I know this can be done in .net using the mscorlib. And I see you can successfully set a referenc to the library using VBA if you have .net (reference the tlb) but it doesn't seem to be working quite properly. Has anyone pulled this off yet? MVPs? Gurus?


----------



## SydneyGeek (May 11, 2007)

I'm assuming that you have already used Ctrl + L to view the call stack in Debug mode?

Denis


----------



## Oorang (May 11, 2007)

Hi Syd,
Yup, but that window's information idoes not appear to be available at runtime.


----------



## SydneyGeek (May 11, 2007)

True, 

The source I read on it says that you can only get to the call stack window in Debug.
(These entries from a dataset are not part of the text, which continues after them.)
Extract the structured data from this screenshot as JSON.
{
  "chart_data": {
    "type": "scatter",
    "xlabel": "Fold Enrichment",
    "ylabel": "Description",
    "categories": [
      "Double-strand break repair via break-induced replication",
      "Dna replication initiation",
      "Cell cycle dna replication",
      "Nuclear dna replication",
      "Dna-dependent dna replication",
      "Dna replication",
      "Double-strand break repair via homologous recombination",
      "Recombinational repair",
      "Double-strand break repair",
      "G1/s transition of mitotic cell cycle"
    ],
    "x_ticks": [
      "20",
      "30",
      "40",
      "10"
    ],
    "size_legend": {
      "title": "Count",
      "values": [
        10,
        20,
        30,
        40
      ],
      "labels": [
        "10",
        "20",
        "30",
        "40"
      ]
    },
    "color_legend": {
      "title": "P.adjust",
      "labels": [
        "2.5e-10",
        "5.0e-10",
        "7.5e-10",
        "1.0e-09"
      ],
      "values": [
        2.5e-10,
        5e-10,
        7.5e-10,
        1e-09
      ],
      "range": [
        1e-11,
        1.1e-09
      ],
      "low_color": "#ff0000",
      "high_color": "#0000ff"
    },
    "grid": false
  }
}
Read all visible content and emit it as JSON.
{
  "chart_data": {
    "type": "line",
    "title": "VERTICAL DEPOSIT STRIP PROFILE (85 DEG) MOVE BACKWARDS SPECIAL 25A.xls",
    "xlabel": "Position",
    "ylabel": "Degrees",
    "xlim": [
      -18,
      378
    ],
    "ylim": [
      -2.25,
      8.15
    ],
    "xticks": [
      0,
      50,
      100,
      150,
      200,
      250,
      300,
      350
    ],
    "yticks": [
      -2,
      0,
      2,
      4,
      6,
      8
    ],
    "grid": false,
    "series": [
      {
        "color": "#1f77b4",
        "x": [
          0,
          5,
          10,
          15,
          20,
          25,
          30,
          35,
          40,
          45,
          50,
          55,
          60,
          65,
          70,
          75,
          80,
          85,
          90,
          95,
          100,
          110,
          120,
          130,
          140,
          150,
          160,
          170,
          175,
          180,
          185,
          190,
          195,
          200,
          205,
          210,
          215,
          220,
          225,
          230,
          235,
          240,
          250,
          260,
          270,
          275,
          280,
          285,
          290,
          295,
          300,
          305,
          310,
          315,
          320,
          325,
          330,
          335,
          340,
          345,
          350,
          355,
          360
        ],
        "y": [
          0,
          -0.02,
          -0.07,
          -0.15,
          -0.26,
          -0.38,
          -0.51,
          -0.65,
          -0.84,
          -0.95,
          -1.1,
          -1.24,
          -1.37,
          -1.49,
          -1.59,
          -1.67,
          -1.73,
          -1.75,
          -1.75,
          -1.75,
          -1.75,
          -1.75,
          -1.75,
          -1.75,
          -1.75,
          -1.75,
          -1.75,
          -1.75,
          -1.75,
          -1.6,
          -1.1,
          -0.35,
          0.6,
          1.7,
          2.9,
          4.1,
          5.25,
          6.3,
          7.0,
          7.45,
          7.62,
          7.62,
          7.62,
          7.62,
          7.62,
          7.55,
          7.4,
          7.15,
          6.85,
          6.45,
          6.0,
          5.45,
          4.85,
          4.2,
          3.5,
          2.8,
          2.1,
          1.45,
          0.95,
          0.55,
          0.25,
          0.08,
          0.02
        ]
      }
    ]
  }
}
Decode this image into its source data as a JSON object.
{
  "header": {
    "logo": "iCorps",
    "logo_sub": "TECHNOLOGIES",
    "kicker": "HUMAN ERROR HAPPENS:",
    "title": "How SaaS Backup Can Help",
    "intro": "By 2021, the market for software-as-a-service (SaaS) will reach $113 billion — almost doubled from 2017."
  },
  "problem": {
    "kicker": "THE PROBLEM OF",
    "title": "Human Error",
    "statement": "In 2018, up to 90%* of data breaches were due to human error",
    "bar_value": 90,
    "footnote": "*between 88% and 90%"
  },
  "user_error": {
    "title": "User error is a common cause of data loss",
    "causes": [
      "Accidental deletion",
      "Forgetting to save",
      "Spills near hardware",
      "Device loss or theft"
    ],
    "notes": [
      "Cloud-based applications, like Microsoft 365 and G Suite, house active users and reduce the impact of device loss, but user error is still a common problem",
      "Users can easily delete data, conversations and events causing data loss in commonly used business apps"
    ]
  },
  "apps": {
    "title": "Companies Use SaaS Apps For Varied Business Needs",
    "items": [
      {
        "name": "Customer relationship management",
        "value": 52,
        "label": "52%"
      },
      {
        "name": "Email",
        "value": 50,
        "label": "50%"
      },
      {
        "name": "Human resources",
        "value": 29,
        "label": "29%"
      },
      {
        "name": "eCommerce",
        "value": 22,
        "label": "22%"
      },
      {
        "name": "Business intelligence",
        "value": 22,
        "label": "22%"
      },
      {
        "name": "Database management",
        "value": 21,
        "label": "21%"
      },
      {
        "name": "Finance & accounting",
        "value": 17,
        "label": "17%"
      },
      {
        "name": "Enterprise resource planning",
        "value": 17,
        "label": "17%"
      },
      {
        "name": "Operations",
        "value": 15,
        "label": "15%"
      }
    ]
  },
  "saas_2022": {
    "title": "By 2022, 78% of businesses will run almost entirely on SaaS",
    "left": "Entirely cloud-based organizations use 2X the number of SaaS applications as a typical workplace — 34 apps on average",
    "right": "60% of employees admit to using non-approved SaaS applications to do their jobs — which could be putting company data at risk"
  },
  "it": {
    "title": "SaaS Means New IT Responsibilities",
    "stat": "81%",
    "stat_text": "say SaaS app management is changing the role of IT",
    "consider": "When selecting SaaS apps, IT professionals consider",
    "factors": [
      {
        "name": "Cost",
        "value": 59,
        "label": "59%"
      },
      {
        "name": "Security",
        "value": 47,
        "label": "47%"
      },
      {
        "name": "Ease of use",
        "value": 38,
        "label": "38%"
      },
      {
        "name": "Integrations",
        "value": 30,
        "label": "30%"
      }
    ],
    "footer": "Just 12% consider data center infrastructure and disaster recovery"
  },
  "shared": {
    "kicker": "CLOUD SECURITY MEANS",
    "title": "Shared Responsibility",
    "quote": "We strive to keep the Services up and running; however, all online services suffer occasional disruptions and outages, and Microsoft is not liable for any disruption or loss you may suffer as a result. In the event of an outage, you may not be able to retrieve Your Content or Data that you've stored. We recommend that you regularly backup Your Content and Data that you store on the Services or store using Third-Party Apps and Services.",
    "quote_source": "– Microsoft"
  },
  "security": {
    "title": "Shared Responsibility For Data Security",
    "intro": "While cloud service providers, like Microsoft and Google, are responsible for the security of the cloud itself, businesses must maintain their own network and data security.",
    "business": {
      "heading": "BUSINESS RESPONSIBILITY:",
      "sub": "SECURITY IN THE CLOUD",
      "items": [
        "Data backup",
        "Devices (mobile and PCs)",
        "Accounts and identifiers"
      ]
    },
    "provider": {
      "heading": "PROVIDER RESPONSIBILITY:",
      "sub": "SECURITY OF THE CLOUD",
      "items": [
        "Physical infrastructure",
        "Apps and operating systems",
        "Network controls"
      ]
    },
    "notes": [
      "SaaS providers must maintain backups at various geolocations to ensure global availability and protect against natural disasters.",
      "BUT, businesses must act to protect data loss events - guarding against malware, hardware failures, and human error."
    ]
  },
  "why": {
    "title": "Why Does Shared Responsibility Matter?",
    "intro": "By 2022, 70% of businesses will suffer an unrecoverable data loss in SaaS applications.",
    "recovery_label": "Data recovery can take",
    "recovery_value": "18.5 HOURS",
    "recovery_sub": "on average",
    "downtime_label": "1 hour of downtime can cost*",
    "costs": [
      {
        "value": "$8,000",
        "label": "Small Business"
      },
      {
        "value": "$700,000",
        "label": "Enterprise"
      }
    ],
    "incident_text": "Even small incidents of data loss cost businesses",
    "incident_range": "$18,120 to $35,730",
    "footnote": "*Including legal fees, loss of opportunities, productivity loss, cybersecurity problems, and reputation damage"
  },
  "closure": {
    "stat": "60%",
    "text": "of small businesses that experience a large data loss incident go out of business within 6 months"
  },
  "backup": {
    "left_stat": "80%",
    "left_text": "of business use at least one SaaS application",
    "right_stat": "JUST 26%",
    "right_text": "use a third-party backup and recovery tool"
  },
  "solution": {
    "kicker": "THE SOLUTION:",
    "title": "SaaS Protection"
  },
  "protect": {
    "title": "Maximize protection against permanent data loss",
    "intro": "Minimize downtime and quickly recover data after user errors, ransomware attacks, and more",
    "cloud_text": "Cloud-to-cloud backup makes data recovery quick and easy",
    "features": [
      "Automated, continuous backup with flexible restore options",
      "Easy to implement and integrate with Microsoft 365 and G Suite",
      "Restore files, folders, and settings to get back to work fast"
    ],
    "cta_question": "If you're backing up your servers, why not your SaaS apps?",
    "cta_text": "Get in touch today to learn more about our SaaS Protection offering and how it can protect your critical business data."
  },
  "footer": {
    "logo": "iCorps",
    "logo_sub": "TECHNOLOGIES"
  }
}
Can I ask why you need to get the stack at runtime?

Denis


----------



## SydneyGeek (May 11, 2007)

Another quote: 

"VBA has the ability to display the call stack _when a procedure is paused at a breakpoint_". Access Developer's Handbook 2002, Desktop Edition. 

I wonder, does that mean that it's not accessible at other times?

But I found this... 
http://msdn.microsoft.com/archive/default.asp?url=/archive/en-us/dnarofftalk/html/office11012001.asp

...shows how to reference the mscorlib, once you have created a wrapper from .NET.

Denis


----------